Activating software using Environment Modules
Note
Additional detailed information on the Environment Modules software can be found on the project’s site.
Overview and rationale
‘Environment Modules’ are the mechanism by which much of the software is made available to the users of our clusters (Stanage and Bessemer).
To make a particular piece of software available a user will load a module e.g.
on Stanage you can load a particular version of the OpenFOAM
application (version 22.06, built with a particular compiler, BLAS library and MPI implementation (collectively the foss-2022a
toolchain)) with:
module load OpenFOAM/v2206-foss-2022a
This command manipulates environment variables to make this piece of software available.

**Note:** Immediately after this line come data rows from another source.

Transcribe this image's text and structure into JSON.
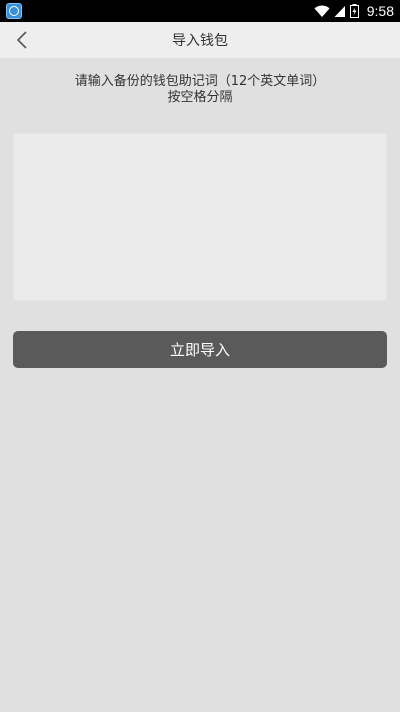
{
  "status_bar": {
    "time": "9:58",
    "icons": [
      "app-icon",
      "wifi-icon",
      "signal-icon",
      "battery-icon"
    ]
  },
  "header": {
    "title": "导入钱包",
    "back_icon": "chevron-left-icon"
  },
  "instruction": {
    "line1": "请输入备份的钱包助记词（12个英文单词）",
    "line2": "按空格分隔"
  },
  "mnemonic_input": {
    "value": "",
    "placeholder": ""
  },
  "import_button": {
    "label": "立即导入"
  },
  "colors": {
    "background": "#e0e0e0",
    "header": "#eeeeee",
    "button": "#5a5a5a",
    "status_bar": "#000000"
  }
}
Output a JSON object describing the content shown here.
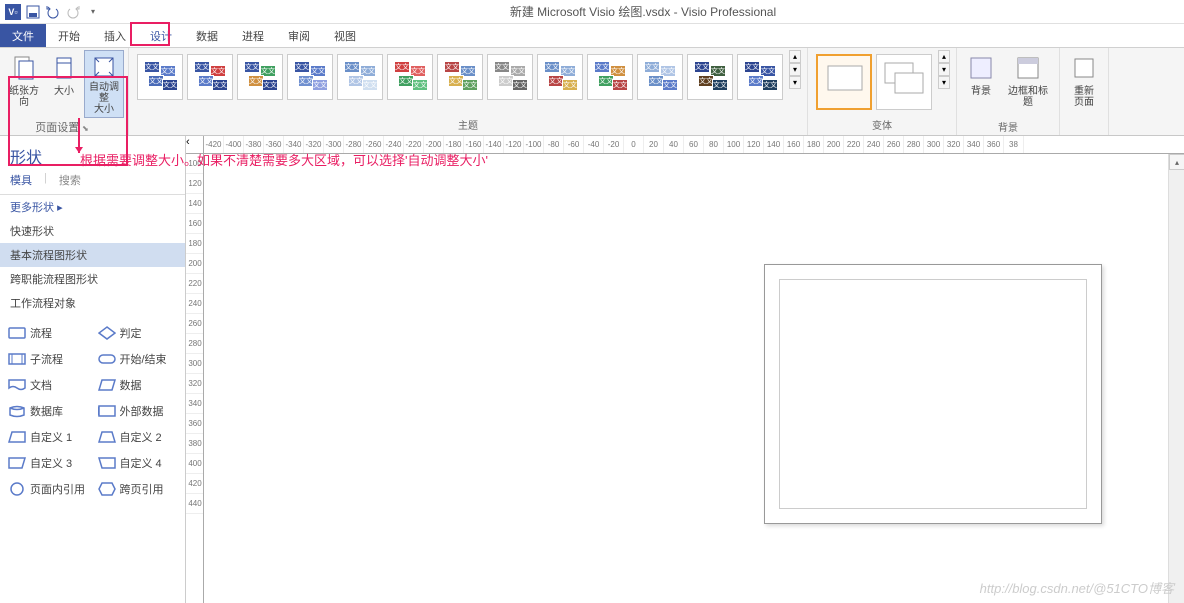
{
  "titlebar": {
    "title": "新建 Microsoft Visio 绘图.vsdx - Visio Professional"
  },
  "tabs": {
    "file": "文件",
    "start": "开始",
    "insert": "插入",
    "design": "设计",
    "data": "数据",
    "process": "进程",
    "review": "审阅",
    "view": "视图"
  },
  "ribbon": {
    "page_setup": {
      "label": "页面设置",
      "orientation": "纸张方向",
      "size": "大小",
      "autosize": "自动调整\n大小"
    },
    "themes": {
      "label": "主题",
      "thumb_text": "文文"
    },
    "variants": {
      "label": "变体"
    },
    "backgrounds": {
      "label": "背景",
      "bg": "背景",
      "borders": "边框和标题",
      "relay": "重新\n页面"
    }
  },
  "shapes": {
    "title": "形状",
    "tabs": {
      "stencils": "模具",
      "search": "搜索"
    },
    "cats": {
      "more": "更多形状",
      "quick": "快速形状",
      "basic": "基本流程图形状",
      "cross": "跨职能流程图形状",
      "work": "工作流程对象"
    },
    "items": [
      {
        "n": "流程"
      },
      {
        "n": "判定"
      },
      {
        "n": "子流程"
      },
      {
        "n": "开始/结束"
      },
      {
        "n": "文档"
      },
      {
        "n": "数据"
      },
      {
        "n": "数据库"
      },
      {
        "n": "外部数据"
      },
      {
        "n": "自定义 1"
      },
      {
        "n": "自定义 2"
      },
      {
        "n": "自定义 3"
      },
      {
        "n": "自定义 4"
      },
      {
        "n": "页面内引用"
      },
      {
        "n": "跨页引用"
      }
    ]
  },
  "ruler_h": [
    "-420",
    "-400",
    "-380",
    "-360",
    "-340",
    "-320",
    "-300",
    "-280",
    "-260",
    "-240",
    "-220",
    "-200",
    "-180",
    "-160",
    "-140",
    "-120",
    "-100",
    "-80",
    "-60",
    "-40",
    "-20",
    "0",
    "20",
    "40",
    "60",
    "80",
    "100",
    "120",
    "140",
    "160",
    "180",
    "200",
    "220",
    "240",
    "260",
    "280",
    "300",
    "320",
    "340",
    "360",
    "38"
  ],
  "ruler_v": [
    "100",
    "120",
    "140",
    "160",
    "180",
    "200",
    "220",
    "240",
    "260",
    "280",
    "300",
    "320",
    "340",
    "360",
    "380",
    "400",
    "420",
    "440"
  ],
  "annotation": "根据需要调整大小。如果不清楚需要多大区域，可以选择'自动调整大小'",
  "watermark": "http://blog.csdn.net/@51CTO博客"
}
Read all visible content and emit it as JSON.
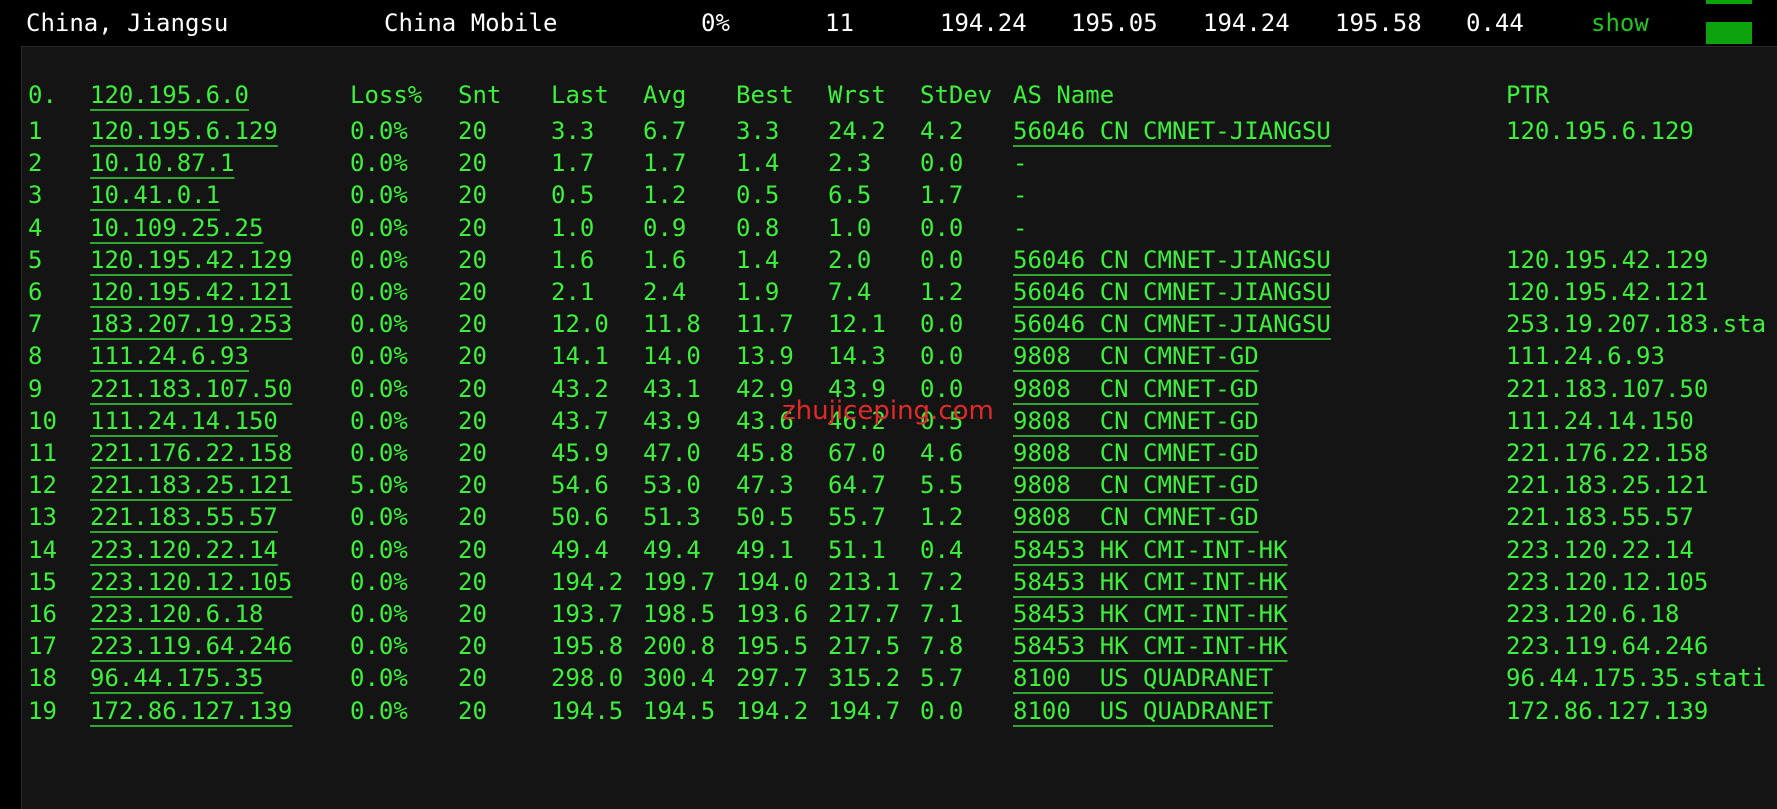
{
  "summary": {
    "location": "China, Jiangsu",
    "isp": "China Mobile",
    "loss": "0%",
    "hops": "11",
    "v1": "194.24",
    "v2": "195.05",
    "v3": "194.24",
    "v4": "195.58",
    "v5": "0.44",
    "show_label": "show"
  },
  "colors": {
    "terminal_green": "#3cf03c",
    "watermark_red": "#e02a2a",
    "bar_green": "#0ca30c"
  },
  "header": {
    "hop": "0.",
    "host": "120.195.6.0",
    "loss": "Loss%",
    "snt": "Snt",
    "last": "Last",
    "avg": "Avg",
    "best": "Best",
    "wrst": "Wrst",
    "stdev": "StDev",
    "as": "AS Name",
    "ptr": "PTR"
  },
  "hops": [
    {
      "hop": "1",
      "host": "120.195.6.129",
      "loss": "0.0%",
      "snt": "20",
      "last": "3.3",
      "avg": "6.7",
      "best": "3.3",
      "wrst": "24.2",
      "stdev": "4.2",
      "as": "56046 CN CMNET-JIANGSU",
      "ptr": "120.195.6.129"
    },
    {
      "hop": "2",
      "host": "10.10.87.1",
      "loss": "0.0%",
      "snt": "20",
      "last": "1.7",
      "avg": "1.7",
      "best": "1.4",
      "wrst": "2.3",
      "stdev": "0.0",
      "as": "-",
      "ptr": ""
    },
    {
      "hop": "3",
      "host": "10.41.0.1",
      "loss": "0.0%",
      "snt": "20",
      "last": "0.5",
      "avg": "1.2",
      "best": "0.5",
      "wrst": "6.5",
      "stdev": "1.7",
      "as": "-",
      "ptr": ""
    },
    {
      "hop": "4",
      "host": "10.109.25.25",
      "loss": "0.0%",
      "snt": "20",
      "last": "1.0",
      "avg": "0.9",
      "best": "0.8",
      "wrst": "1.0",
      "stdev": "0.0",
      "as": "-",
      "ptr": ""
    },
    {
      "hop": "5",
      "host": "120.195.42.129",
      "loss": "0.0%",
      "snt": "20",
      "last": "1.6",
      "avg": "1.6",
      "best": "1.4",
      "wrst": "2.0",
      "stdev": "0.0",
      "as": "56046 CN CMNET-JIANGSU",
      "ptr": "120.195.42.129"
    },
    {
      "hop": "6",
      "host": "120.195.42.121",
      "loss": "0.0%",
      "snt": "20",
      "last": "2.1",
      "avg": "2.4",
      "best": "1.9",
      "wrst": "7.4",
      "stdev": "1.2",
      "as": "56046 CN CMNET-JIANGSU",
      "ptr": "120.195.42.121"
    },
    {
      "hop": "7",
      "host": "183.207.19.253",
      "loss": "0.0%",
      "snt": "20",
      "last": "12.0",
      "avg": "11.8",
      "best": "11.7",
      "wrst": "12.1",
      "stdev": "0.0",
      "as": "56046 CN CMNET-JIANGSU",
      "ptr": "253.19.207.183.sta"
    },
    {
      "hop": "8",
      "host": "111.24.6.93",
      "loss": "0.0%",
      "snt": "20",
      "last": "14.1",
      "avg": "14.0",
      "best": "13.9",
      "wrst": "14.3",
      "stdev": "0.0",
      "as": "9808  CN CMNET-GD",
      "ptr": "111.24.6.93"
    },
    {
      "hop": "9",
      "host": "221.183.107.50",
      "loss": "0.0%",
      "snt": "20",
      "last": "43.2",
      "avg": "43.1",
      "best": "42.9",
      "wrst": "43.9",
      "stdev": "0.0",
      "as": "9808  CN CMNET-GD",
      "ptr": "221.183.107.50"
    },
    {
      "hop": "10",
      "host": "111.24.14.150",
      "loss": "0.0%",
      "snt": "20",
      "last": "43.7",
      "avg": "43.9",
      "best": "43.6",
      "wrst": "46.2",
      "stdev": "0.5",
      "as": "9808  CN CMNET-GD",
      "ptr": "111.24.14.150"
    },
    {
      "hop": "11",
      "host": "221.176.22.158",
      "loss": "0.0%",
      "snt": "20",
      "last": "45.9",
      "avg": "47.0",
      "best": "45.8",
      "wrst": "67.0",
      "stdev": "4.6",
      "as": "9808  CN CMNET-GD",
      "ptr": "221.176.22.158"
    },
    {
      "hop": "12",
      "host": "221.183.25.121",
      "loss": "5.0%",
      "snt": "20",
      "last": "54.6",
      "avg": "53.0",
      "best": "47.3",
      "wrst": "64.7",
      "stdev": "5.5",
      "as": "9808  CN CMNET-GD",
      "ptr": "221.183.25.121"
    },
    {
      "hop": "13",
      "host": "221.183.55.57",
      "loss": "0.0%",
      "snt": "20",
      "last": "50.6",
      "avg": "51.3",
      "best": "50.5",
      "wrst": "55.7",
      "stdev": "1.2",
      "as": "9808  CN CMNET-GD",
      "ptr": "221.183.55.57"
    },
    {
      "hop": "14",
      "host": "223.120.22.14",
      "loss": "0.0%",
      "snt": "20",
      "last": "49.4",
      "avg": "49.4",
      "best": "49.1",
      "wrst": "51.1",
      "stdev": "0.4",
      "as": "58453 HK CMI-INT-HK",
      "ptr": "223.120.22.14"
    },
    {
      "hop": "15",
      "host": "223.120.12.105",
      "loss": "0.0%",
      "snt": "20",
      "last": "194.2",
      "avg": "199.7",
      "best": "194.0",
      "wrst": "213.1",
      "stdev": "7.2",
      "as": "58453 HK CMI-INT-HK",
      "ptr": "223.120.12.105"
    },
    {
      "hop": "16",
      "host": "223.120.6.18",
      "loss": "0.0%",
      "snt": "20",
      "last": "193.7",
      "avg": "198.5",
      "best": "193.6",
      "wrst": "217.7",
      "stdev": "7.1",
      "as": "58453 HK CMI-INT-HK",
      "ptr": "223.120.6.18"
    },
    {
      "hop": "17",
      "host": "223.119.64.246",
      "loss": "0.0%",
      "snt": "20",
      "last": "195.8",
      "avg": "200.8",
      "best": "195.5",
      "wrst": "217.5",
      "stdev": "7.8",
      "as": "58453 HK CMI-INT-HK",
      "ptr": "223.119.64.246"
    },
    {
      "hop": "18",
      "host": "96.44.175.35",
      "loss": "0.0%",
      "snt": "20",
      "last": "298.0",
      "avg": "300.4",
      "best": "297.7",
      "wrst": "315.2",
      "stdev": "5.7",
      "as": "8100  US QUADRANET",
      "ptr": "96.44.175.35.stati"
    },
    {
      "hop": "19",
      "host": "172.86.127.139",
      "loss": "0.0%",
      "snt": "20",
      "last": "194.5",
      "avg": "194.5",
      "best": "194.2",
      "wrst": "194.7",
      "stdev": "0.0",
      "as": "8100  US QUADRANET",
      "ptr": "172.86.127.139"
    }
  ],
  "watermark": "zhujiceping.com"
}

If you then want to switch to using a different version of scotch
(should another be installed on the cluster you are using) then you can run:
module unload OpenFOAM/v2206-foss-2022a
Then load the other version.
You may wonder why modules are necessary: why not just install packages provided by the vendor of the operating system installed on the cluster? In shared high-performance computing environments such as our clusters:
Users typically want control over the version of applications that is used (e.g. to give greater confidence that results of numerical simulations can be reproduced);
Users may want to use applications built using compiler X rather than compiler Y as compiler X might generate faster code and/or more accurate numerical results in certain situations;
Users may want a version of an application built with support for particular parallelisation mechanisms such as MPI for distributing work within and between machines, OpenMP for distributing work between CPU cores or CUDA for parallelisation on GPUs);
Users may want an application built with support for a particular library.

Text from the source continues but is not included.